Electricity Access, Electricity Consumption, and Economic Performance in Sierra Leone: Evidence from an ARDL Bounds and Error-Correction Framework (2000–2024)
DOI:
https://doi.org/10.56946/jeee.v5i1.877Keywords:
Electricity access, electricity consumption, economic growth, error-correction model, ARDL bounds test, Sierra Leone, power sector reliabilityAbstract
Electricity access is key to Sierra Leone’s development strategy, yet persistent reliability, affordability, and utility-finance constraints raise concern that more connections may not lead to productive electricity use. This study examines whether electricity access and electricity consumption are associated with economic performance in Sierra Leone, and distinguishing between long-run equilibrium effects and short-run adjustment dynamics. Using annual time-series data for 2000–2024, the paper estimates an Autoregressive Distributed Lag (ARDL) model, applies the bounds test for cointegration, and derives an unrestricted error-correction model (UECM). The bounds test confirms a stable long-run relationship among GDP per capita, electricity access, electricity consumption, investment, trade openness, and inflation (F-statistic = 5.07).
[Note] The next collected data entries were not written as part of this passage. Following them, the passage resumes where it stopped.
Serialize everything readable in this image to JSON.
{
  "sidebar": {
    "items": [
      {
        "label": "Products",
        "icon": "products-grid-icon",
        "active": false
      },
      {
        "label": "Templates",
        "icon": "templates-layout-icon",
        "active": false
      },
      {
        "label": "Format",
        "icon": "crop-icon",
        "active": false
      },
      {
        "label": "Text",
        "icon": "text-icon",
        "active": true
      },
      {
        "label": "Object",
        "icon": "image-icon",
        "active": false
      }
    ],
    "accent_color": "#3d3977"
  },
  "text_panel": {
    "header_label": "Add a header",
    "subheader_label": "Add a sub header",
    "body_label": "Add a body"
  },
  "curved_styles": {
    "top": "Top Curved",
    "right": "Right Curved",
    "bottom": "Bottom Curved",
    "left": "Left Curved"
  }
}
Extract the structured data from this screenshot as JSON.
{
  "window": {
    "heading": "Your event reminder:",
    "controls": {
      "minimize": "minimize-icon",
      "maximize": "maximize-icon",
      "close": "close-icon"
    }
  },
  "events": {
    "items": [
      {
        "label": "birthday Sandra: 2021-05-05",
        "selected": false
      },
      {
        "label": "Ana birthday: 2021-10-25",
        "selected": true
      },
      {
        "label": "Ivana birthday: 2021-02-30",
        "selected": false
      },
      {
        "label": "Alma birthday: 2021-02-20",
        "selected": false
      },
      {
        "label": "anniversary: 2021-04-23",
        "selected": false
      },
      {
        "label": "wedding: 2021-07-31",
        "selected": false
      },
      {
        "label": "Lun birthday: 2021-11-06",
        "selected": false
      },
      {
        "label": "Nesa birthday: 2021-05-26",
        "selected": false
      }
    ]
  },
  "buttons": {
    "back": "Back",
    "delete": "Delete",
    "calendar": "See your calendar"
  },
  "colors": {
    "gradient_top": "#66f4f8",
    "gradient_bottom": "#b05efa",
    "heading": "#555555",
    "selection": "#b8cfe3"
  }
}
Long-run estimates show that electricity access has a positive elasticity (0.0718), while electricity consumption per capita is economically negligible (-0.0008). Investment is strongly positive (0.2195). The error-correction term is negative (-0.393), implying that about 39% of disequilibrium is corrected within one year. The findings suggest that Sierra Leone’s growth payoff from electrification depends less on expanding connections alone and more on improving reliability, reducing losses, strengthening sector governance, and promoting productive electricity use.